I mean I knew perfect was impossible but I had to be as close to perfection as possible and the only way I could achieve that was by depending on what I could control.

ME.

I thought asking for help, saying no, or not having the full approval (imagined or not) meant that I was weak.

I was wrong.

Obviously that doesn’t work at any point in life. Sick or not. Striving for perfection only sets you up for failure and heartbreak. It also causes havoc in your relationships. It also creates an upside down picture of God’s love and His grace.

It took me awhile to get it through my thick, hard-headed self but I learned that my strength doesn’t come from me.

Yes, I am strong, confident (sometimes), and determined but my strength comes from God’s love, grace, and mercy and from there my strength filters throughout all aspects of my life.

Coming to this realization has helped me in my marriage by accepting my husband’s help and allowing myself to be completely vulnerable. And also allowing him to be my advocate when I cannot advocate for myself.

Coming to this realization has helped me have more real and authentic relationships with family and friends.

Coming to this realization has helped me understand the importance of taking on chronic illness head on as a team. As much as I would love to be able to cure this beast on my own and have women everywhere be free of pain worldwide, we need each other.

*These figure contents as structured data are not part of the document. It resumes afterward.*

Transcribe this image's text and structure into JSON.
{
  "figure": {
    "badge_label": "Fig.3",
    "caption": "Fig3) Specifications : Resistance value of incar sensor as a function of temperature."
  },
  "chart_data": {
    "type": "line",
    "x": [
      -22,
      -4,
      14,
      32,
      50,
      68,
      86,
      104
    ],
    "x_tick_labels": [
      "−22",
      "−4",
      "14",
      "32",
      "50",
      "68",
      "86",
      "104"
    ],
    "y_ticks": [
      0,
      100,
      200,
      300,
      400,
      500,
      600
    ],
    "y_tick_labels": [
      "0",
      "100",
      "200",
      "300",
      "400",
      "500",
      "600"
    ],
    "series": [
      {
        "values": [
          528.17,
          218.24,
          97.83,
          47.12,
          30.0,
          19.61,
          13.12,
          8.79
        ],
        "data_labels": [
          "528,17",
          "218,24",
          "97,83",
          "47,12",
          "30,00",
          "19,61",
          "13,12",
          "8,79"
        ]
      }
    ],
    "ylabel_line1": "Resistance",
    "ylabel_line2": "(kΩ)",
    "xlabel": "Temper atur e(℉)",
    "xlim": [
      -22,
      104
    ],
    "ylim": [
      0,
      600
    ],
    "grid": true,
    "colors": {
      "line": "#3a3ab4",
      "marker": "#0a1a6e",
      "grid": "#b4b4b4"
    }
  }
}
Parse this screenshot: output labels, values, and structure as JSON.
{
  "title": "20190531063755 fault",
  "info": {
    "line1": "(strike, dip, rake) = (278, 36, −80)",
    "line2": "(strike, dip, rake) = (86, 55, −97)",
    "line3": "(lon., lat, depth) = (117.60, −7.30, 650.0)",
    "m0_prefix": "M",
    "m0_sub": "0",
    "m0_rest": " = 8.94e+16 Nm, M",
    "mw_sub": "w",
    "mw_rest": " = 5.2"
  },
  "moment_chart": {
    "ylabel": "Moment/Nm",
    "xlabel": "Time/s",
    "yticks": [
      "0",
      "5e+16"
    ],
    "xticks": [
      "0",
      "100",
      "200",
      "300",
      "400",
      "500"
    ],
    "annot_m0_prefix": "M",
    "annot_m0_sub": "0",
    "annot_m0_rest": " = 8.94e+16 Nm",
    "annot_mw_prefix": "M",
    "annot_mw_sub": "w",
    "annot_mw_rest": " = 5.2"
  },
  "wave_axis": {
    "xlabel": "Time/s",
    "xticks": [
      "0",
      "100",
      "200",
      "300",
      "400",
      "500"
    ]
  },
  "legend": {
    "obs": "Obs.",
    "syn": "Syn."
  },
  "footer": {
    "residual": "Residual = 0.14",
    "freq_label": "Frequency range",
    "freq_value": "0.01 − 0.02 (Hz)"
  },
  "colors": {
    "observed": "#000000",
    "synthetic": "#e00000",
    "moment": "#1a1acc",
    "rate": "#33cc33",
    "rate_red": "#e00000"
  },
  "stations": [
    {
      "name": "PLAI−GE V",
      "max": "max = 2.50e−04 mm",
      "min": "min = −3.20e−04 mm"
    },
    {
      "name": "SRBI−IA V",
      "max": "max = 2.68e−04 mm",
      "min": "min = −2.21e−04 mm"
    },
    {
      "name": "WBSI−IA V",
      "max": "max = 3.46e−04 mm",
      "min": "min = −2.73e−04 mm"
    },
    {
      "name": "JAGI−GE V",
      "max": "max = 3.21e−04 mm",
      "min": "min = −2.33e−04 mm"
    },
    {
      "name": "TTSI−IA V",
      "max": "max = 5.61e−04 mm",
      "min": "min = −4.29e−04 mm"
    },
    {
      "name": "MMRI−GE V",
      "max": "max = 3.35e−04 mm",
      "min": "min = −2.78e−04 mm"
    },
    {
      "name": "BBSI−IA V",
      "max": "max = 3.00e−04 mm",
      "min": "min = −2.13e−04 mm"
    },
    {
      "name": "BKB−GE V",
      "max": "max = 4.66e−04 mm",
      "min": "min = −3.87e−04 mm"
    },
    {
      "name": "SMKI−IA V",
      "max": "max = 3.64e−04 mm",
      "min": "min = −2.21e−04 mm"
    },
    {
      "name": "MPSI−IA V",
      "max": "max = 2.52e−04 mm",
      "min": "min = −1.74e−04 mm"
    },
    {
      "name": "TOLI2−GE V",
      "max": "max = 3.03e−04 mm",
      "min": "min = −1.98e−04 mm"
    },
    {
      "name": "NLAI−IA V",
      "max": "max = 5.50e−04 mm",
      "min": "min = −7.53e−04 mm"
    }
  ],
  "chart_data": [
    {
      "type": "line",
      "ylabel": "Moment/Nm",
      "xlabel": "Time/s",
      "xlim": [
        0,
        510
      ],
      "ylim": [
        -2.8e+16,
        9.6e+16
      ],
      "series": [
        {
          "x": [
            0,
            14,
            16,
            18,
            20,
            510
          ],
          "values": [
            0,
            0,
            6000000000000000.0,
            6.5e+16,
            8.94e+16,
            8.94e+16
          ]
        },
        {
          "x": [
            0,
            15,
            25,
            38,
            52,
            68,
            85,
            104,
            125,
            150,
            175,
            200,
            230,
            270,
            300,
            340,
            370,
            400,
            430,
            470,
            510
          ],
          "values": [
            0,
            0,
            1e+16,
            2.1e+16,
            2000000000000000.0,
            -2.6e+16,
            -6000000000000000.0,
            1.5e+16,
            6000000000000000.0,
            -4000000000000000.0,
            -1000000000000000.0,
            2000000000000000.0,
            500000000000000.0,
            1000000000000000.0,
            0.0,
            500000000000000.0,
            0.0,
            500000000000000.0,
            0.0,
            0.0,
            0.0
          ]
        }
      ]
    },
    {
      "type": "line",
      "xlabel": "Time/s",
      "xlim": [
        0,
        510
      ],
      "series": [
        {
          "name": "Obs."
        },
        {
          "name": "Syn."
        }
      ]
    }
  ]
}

Endometriosis has taught me the important of being a team. It has taught me the importance of campaigns such as Blogging for Endometriosis Awareness, Her Yellow Ribbon, and the Endometriosis Research Center to make an impact on the world to spread awareness, education, resources, and support.

I have learned the importance of activism across all types of illness as bringing awareness and research for one is a win for all. Organizations like WeGo Health work alongside organizations and activists of all causes and while Blogging for Endometriosis hits its major stride in March during Endometriosis Awareness Month, we work behind the scenes all year teaming with groups like WeGo Health and hopefully we can work to make BFE a year long drive to fight for not only endometriosis but all invisible illnesses.

Endometriosis has taught me that as a team we are strong and we are unstoppable.